Dal 1966 dirige la nuova rivista teologica del cardinal Siri, “Renovatio” (da “Renovatio ecclesiae” del Savonarola), che rappresenta le posizioni conservatrici uscite sconfitte dal Concilio Vaticano II. Attraverso la promozione degli editoriali di Siri mediante le agenzie di stampa, Baget inizia a stabilire i contatti con i giornali che finiranno per attrarlo a partire dalla metà degli anni Settanta. Sempre in questi anni scrive testi fondamentali sulla storia della Democrazia Cristiana per l’editore Vallecchi e pubblica anche con Editori Riuniti, casa editrice del Pci. Ciò provoca il suo allontanamento dalla cattedra di Teologia dogmatica della facoltà di Teologia di Genova.
 
L’ora di Craxi
In seguito per tre diverse stagioni, quindi, influenza l’opinione pubblica e la classe dirigente italiana.
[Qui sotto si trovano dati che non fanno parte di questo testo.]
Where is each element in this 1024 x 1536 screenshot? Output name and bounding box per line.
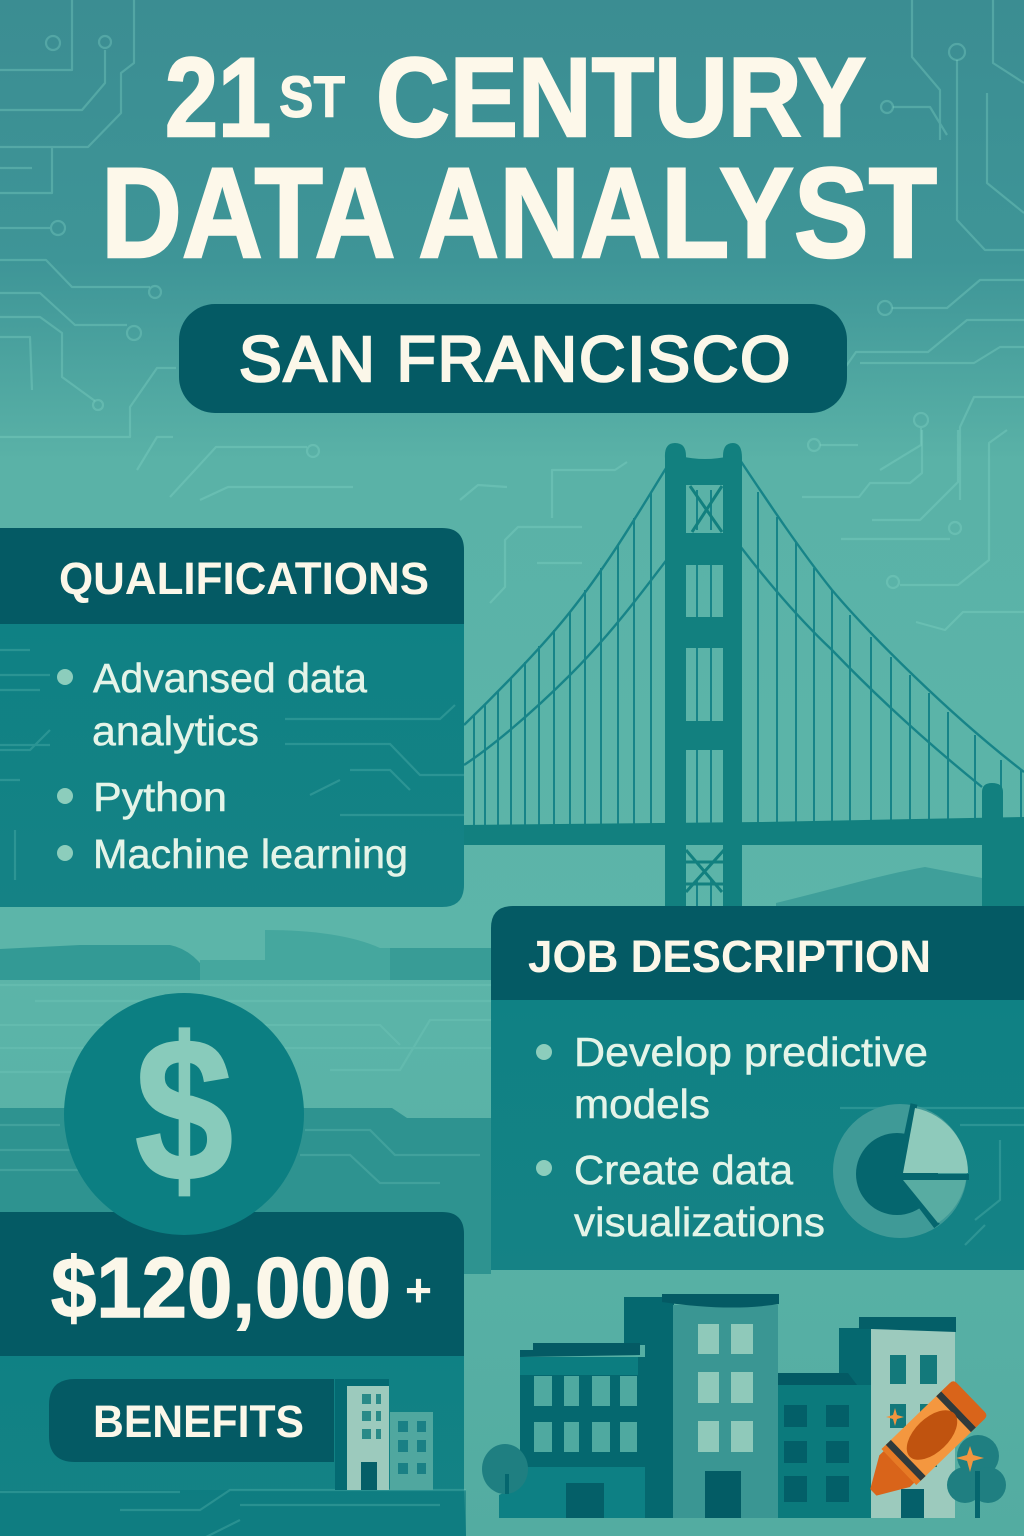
circuit traces background [0, 0, 1024, 630]
bullet: python: Python [93, 774, 227, 820]
suspender cables [464, 460, 1024, 825]
bullet: advanced data analytics: Advansed data [93, 655, 367, 701]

Dal 1977 al 1983, collaborando con Repubblica e avvicinandosi progressivamente alla figura di Bettino Craxi grazie alla comune contrarietà alla cosiddetta linea della fermezza durante il sequestro Moro. Nel 1978, anno della morte dello statista democristiano e del suo amico Pontefice, Paolo VI, don Gianni scrive di sperare nell’elezione di un Papa straniero che viaggi molto, per rompere così il dominio dei teologi progressisti diventando notizia in sé. Su richiesta di Siri lascia quindi la guida di Renovatio. Dal 1983 al 1994 Baget aderisce convintamente alla linea socialista craxiana, battendosi contro l’unità politica dei cattolici attorno alla Dc anche attraverso la propria candidatura col Psi (annunciata al congresso di Verona del 1984) al Parlamento europeo. Per questo, dopo le prese di posizione di numerose conferenze episcopali regionali, incorre nella sospensione a divinis che gli impedisce di celebrare i sacramenti e di portare l’abito talare. Prosegue anche, “in trincea”, la collaborazione giornalistica con il giornale diretto da Scalfari.
 
La discesa in campo
Dal 1994 al 2009 vive compiutamente la militanza politica prima in Forza Italia e poi nel Popolo della Libertà. Nel 1994 aderisce con entusiasmo all’avventura politica di Silvio Berlusconi. Inizia una nuova, feconda stagione che vede la pubblicazione di testi raffinati e un’intensa attività giornalistica, svolta dalle colonne non più di Repubblica ma del Giornale, di Panorama, del Foglio, di Tempi. Nel 1998 conia il termine “liberalismo popolare” in un libretto distribuito al primo congresso nazionale di Forza Italia. Più avanti, indicherà nella generazione dei ventenni di oggi quella “Berlusconi Generation”, altrimenti detta “Generazione dopo Muro” che è capace finalmente di guardare alla realtà senza le lenti deformanti delle fallimentari ideologie del passato. Incaricato da Berlusconi di occuparsi del Settore Formazione di Forza Italia, fonda nel 2000 la suaq ultima rivista che questa volta, segno dei tempi, è online: Ragionpolitica è la prima testata del centrodestra a sbarcare sul web. Il teologo, il politologo e il giornalista, tutti racchiusi in una straordinaria figura, scrivono centinaia di editoriali illuminanti, fino a poche ore prima della chiamata del Signore, giunta all’alba dell’8 maggio 2009. A lui sono grati migliaia di giovani che dal 1994 in poi hanno scelto di occuparsi della cosa pubblica, di vivere consapevolmente nella società, di amare prima e sopra tutto la libertà.